The Online and Mobile Journalism module, taught by Glyn Mottershead, experimented with delivering some of the course content online. The results have been encouraging and will lead toward more use of this method. I provide teaching support to the module and planned and designed the online material. I discuss the reasons and results of the trial below.
The Online and Mobile Journalism module aims to introduce the skills required to produce online content but with 90 students, 30 computers and less equipment it is always a challenge to teach these skills effectively in the timetabled sessions.
Typical issues encountered were:
- Lessons were repeated 3 or 4 times to accommodate all the students
- Repeating classes meant less time to teach and spend in class
- A limited amount of kit shared during class
- Less practical experience gained by the student
- No account of the student previous knowledge or experience
When reflecting on the module we knew the delivery of these skills could be done better and that both the teaching and learning experience could be improved. It was decided to try a new approach by delivering skills training online.
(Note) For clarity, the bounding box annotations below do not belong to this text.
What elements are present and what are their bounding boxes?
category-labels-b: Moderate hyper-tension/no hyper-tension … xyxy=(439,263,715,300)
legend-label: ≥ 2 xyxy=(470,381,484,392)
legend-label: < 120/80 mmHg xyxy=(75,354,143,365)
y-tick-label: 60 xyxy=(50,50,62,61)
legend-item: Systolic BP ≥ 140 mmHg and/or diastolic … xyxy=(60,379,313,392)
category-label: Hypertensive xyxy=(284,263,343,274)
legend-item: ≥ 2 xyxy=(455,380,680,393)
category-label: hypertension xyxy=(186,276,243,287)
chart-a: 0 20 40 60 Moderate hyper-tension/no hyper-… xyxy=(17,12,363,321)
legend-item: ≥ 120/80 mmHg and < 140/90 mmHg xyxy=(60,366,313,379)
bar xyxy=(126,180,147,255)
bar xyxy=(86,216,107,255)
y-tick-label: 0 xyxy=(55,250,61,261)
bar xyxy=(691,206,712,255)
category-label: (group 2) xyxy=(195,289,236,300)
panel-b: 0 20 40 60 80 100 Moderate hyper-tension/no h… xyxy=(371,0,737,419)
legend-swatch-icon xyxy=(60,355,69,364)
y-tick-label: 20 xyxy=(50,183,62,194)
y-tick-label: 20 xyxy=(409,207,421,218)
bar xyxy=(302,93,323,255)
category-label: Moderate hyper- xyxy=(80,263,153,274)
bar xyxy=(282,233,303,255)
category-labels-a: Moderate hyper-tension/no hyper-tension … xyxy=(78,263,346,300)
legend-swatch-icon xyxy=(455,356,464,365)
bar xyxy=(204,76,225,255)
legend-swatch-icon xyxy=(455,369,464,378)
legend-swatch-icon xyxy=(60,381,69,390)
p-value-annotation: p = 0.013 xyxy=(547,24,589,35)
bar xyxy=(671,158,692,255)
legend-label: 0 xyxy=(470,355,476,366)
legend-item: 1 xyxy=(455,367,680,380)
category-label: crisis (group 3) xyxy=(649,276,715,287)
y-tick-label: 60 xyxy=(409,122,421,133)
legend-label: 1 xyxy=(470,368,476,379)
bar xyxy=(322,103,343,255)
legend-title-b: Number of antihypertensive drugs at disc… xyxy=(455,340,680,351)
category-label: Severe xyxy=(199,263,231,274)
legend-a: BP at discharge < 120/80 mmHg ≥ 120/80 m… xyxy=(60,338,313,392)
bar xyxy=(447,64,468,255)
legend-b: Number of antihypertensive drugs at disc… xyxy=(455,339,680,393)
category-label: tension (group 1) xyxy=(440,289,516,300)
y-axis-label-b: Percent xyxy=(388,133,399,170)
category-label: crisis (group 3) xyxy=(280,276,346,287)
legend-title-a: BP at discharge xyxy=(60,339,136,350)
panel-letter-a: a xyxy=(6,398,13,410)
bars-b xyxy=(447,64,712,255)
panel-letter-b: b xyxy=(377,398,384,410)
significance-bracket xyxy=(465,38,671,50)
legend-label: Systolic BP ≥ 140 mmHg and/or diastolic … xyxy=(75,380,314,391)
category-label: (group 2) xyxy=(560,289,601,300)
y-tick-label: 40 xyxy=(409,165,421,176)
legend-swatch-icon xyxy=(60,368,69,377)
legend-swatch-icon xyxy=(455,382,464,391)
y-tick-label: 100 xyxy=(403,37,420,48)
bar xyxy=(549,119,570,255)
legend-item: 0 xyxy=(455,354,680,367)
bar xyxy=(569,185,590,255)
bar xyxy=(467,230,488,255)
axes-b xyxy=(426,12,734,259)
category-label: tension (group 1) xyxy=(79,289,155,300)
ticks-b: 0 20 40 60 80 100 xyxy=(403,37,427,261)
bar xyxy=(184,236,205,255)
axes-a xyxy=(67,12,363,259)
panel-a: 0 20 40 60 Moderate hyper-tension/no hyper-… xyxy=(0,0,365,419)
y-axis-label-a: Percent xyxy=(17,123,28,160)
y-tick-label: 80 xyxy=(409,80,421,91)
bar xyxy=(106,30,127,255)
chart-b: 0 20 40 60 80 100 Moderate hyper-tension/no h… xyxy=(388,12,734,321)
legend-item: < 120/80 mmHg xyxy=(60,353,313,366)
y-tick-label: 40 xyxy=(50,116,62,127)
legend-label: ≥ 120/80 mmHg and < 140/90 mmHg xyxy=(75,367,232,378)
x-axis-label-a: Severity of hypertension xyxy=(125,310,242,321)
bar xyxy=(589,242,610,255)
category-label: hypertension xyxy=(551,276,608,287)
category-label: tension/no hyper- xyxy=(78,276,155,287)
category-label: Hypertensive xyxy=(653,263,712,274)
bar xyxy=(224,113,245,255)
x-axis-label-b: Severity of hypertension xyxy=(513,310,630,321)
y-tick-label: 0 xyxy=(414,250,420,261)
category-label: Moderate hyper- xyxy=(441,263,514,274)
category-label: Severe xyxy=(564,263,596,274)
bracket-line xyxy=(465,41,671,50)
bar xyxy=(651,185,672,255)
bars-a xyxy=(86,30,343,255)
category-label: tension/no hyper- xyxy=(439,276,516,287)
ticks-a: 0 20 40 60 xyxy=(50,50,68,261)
The module required the students to write a blog and produce multi-media content for an assessed project. It was therefore in the students interests to take advantage of the online lessons available to them.
The initial learning takes place outside of the classroom, in the students own time, when learning online. That learning was backed up by using classroom time to assess how they had done, troubleshoot problems and encourage further learning.
“Working with Audio” was the first skill to be made into an online lesson. This lesson would normally require two class-based sessions; recording and editing. When planning and designing the online lesson it was important not to let it become too long and so the lessons were split into five smaller lessons; audio basics, recording, editing basics, further editing and improving audio quality. Usability and accessibility were also key considerations.
The lessons were built using software called Adobe Captivate which allows all sorts of content and media to be used. The finished products include narration, text, closed captions, audio, images and video. Assessment is also included in the form of an interactive quiz. These lessons were then uploaded to Learning Central so the students could access them at any time and statistics on usage could be collected.
The feedback received from the students was very positive, with comments such as they enjoyed listening to the lessons, they could replay what they didn’t understand or skip bits they already knew. The statistical feedback from Learning Central is also encouraging with the lessons getting 188 hits to date. Interestingly it shows that the lessons were accessed the least on Thursdays but have also been accessed since the project!
Benefits achieved were:
- Students were able to learn in their own time, at their own speed.
- Further guidance and troubleshooting could be given during the classroom
- Tutor time was more effective
- The student could gauge their own learning needs based on previous knowledge and experience
- The student learnt independently encouraging a mature approach to learning
Since creating the lessons it quickly became apparent that these lessons would also be of use to other modules. To make them available to everyone the lessons are also hosted on my blog How do I…? You can do.